Counterparts
- Author: Gonzalo Lira
- Publication date: January 5, 1998
- ISBN: 978-0515124293

= Counterparts (Lira novel) =

1998 novel by Gonzalo Lira

Counterparts is a 1998 American spy thriller novel written by Gonzalo Lira. Shortly after he graduated from Dartmouth College in October 1996, at age 28, Lira received a million dollar advance from G. P. Putnam's Sons. The unsolicited manuscript for Counterparts had been pulled from a slush pile by a literary agent and forwarded to editors at Putnam.

==Reception==
Kirkus Reviews called it a "Dizzyingly sophisticated debut spy thriller, character-driven with big splashy action sequences".

Publishers Weekly praised the first 3/4ths of the book, for its pace, plot, and characters.
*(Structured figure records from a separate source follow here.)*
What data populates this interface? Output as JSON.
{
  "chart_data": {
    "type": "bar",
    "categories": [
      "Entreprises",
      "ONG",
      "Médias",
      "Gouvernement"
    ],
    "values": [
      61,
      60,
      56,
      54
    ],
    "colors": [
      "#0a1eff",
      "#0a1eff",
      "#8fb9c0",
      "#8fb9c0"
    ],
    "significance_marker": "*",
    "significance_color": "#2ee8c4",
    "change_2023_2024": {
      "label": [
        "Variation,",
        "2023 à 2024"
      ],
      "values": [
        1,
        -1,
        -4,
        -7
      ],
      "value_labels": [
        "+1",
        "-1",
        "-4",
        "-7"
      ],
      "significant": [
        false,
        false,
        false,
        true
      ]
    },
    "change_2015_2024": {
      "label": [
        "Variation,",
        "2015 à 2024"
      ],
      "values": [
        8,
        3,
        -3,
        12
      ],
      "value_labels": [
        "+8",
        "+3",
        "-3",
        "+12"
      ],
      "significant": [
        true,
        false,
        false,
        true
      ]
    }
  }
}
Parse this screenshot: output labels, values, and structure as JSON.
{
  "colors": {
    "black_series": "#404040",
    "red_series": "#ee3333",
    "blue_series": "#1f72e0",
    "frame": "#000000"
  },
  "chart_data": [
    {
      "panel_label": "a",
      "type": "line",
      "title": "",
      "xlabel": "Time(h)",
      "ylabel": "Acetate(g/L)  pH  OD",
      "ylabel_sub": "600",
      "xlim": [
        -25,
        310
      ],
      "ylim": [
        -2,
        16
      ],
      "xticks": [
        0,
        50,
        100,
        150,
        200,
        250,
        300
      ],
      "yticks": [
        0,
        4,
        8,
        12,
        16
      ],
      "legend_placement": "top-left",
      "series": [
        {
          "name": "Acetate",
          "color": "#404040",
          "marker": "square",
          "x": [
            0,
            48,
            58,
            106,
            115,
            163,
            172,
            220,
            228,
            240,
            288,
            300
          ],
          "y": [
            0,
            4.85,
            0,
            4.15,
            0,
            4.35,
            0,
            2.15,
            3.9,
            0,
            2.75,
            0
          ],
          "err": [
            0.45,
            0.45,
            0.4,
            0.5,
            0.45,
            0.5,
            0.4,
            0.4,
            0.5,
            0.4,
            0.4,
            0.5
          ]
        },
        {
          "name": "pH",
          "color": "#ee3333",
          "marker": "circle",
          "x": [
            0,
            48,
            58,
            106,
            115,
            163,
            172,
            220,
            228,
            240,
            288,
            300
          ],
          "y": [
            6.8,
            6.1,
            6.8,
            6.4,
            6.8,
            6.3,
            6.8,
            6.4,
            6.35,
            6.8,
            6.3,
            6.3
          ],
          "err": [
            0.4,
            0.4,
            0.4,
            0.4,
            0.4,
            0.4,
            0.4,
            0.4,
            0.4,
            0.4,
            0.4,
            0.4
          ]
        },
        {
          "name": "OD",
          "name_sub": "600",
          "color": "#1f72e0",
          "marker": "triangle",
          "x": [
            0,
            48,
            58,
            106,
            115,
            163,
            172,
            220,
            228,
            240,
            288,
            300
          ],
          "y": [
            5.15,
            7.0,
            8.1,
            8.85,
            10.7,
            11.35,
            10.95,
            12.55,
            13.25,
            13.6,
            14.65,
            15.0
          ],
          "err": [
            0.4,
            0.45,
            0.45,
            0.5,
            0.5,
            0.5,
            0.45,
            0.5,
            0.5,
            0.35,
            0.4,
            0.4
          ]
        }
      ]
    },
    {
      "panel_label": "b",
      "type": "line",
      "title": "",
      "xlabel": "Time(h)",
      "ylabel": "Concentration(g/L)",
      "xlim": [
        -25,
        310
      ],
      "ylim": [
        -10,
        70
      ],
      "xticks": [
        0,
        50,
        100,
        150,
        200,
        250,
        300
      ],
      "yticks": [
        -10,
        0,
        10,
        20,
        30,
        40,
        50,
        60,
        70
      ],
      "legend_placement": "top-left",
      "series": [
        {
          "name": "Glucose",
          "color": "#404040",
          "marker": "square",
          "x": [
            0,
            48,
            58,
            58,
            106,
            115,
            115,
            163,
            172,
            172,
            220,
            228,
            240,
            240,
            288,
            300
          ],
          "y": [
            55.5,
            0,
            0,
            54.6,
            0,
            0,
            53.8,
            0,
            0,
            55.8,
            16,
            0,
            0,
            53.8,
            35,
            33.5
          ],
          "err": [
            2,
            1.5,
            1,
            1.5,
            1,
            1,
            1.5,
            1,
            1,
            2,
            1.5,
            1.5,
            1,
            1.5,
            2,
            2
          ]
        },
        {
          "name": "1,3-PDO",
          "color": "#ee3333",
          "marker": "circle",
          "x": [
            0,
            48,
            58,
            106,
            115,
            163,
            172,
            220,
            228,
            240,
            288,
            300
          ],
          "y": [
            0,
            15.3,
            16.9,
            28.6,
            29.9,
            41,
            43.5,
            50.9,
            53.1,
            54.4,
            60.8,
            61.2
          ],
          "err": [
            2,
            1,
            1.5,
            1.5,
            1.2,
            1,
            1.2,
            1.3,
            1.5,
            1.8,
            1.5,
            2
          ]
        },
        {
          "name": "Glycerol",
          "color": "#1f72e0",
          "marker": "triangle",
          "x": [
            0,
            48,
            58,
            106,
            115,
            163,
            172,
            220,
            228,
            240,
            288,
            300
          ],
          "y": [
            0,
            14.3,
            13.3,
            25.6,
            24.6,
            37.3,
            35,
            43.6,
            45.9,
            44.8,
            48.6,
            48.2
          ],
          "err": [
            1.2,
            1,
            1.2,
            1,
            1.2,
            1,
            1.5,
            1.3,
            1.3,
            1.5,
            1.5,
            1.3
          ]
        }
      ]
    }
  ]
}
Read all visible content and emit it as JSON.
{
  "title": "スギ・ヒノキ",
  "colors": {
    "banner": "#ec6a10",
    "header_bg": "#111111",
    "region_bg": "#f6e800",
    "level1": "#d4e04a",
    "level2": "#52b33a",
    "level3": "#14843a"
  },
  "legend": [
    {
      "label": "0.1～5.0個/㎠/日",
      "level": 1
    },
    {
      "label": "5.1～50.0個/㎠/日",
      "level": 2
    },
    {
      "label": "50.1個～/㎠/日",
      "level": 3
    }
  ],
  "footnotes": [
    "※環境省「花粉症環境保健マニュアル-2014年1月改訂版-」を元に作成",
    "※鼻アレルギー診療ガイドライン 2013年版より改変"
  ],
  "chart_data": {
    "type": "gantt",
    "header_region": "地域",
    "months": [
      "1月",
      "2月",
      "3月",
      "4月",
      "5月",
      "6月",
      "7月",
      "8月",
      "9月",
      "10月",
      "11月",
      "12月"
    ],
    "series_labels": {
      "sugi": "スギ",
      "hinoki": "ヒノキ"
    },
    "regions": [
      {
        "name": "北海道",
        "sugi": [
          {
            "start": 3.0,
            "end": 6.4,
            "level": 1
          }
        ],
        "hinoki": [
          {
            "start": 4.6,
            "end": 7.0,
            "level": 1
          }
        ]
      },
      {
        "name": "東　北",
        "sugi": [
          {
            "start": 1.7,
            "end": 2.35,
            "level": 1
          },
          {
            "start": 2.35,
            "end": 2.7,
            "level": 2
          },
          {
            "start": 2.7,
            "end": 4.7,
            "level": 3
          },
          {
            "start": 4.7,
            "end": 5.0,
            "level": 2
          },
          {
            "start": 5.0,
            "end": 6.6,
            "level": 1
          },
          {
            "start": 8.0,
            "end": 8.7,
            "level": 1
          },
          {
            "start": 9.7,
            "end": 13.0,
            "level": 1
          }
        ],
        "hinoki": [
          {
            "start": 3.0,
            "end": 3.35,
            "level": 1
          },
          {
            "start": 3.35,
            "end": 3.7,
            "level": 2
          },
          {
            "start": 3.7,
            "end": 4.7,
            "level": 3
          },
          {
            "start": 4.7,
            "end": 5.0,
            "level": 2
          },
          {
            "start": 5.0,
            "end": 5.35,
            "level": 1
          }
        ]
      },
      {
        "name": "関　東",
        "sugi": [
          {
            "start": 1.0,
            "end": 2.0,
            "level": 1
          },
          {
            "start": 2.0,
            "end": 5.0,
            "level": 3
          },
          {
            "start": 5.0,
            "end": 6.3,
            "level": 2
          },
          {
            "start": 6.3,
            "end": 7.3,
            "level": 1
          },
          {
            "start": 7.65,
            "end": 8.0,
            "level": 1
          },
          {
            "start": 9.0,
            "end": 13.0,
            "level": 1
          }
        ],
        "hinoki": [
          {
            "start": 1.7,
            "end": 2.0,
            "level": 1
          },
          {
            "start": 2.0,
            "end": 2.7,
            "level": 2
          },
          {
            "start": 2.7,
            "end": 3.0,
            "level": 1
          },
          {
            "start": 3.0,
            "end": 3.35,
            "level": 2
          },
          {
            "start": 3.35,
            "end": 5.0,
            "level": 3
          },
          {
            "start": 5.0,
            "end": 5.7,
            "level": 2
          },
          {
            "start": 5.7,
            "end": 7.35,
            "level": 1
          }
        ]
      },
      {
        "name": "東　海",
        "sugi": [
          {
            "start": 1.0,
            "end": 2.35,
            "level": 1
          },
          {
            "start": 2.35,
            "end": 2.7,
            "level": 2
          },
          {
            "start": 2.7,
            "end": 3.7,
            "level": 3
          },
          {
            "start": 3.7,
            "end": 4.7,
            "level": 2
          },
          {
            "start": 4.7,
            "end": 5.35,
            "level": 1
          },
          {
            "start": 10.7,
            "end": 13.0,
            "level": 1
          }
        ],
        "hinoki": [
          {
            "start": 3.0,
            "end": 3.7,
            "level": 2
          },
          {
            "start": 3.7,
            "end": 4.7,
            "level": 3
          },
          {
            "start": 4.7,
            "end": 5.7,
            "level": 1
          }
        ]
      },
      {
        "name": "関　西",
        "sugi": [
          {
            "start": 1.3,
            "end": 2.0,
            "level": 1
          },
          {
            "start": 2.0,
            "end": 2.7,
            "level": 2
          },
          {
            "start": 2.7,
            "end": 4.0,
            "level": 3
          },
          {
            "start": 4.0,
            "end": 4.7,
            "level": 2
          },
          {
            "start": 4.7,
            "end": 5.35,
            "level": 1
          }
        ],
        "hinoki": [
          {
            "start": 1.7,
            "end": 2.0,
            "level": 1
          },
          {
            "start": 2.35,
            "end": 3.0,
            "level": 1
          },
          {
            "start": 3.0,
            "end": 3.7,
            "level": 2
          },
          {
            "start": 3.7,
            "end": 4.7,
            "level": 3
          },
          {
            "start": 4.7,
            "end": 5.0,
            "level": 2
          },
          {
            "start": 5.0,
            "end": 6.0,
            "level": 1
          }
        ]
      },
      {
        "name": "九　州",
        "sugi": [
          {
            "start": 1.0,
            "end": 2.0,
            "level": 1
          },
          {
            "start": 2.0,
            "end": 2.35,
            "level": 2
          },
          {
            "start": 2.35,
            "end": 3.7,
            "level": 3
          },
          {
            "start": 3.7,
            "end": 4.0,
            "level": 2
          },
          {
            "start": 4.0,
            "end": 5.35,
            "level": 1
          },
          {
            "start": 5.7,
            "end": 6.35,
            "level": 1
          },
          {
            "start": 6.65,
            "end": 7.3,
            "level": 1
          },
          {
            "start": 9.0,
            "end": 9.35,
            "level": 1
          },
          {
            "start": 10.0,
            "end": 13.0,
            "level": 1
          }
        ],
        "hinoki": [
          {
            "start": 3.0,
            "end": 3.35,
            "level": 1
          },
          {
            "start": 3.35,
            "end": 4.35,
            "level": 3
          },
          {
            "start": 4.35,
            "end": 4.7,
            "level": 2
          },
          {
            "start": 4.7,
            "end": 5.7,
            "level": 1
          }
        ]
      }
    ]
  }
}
They offer criticism to the later part of the book, for the abrupt change of personality for some of the major characters.

For Newsday, Jane Goldman wrote that it was "far-fetched and heartless... as arrogant and clever as its hero".

Ann Helmuth of the Orlando Sentinel panned the book, finding the plot "muddled and confused".

Patricia Holt, in The San Francisco Examiner, identified it as following a trend in mainstream commercial publishing of replacing what would conventionally be a male character with a female one. She wrote that Margaret, the female character in Counterparts, was a "tough gal" archetype, "something like a cross between June Cleaver and Arnold Schwarzenegger".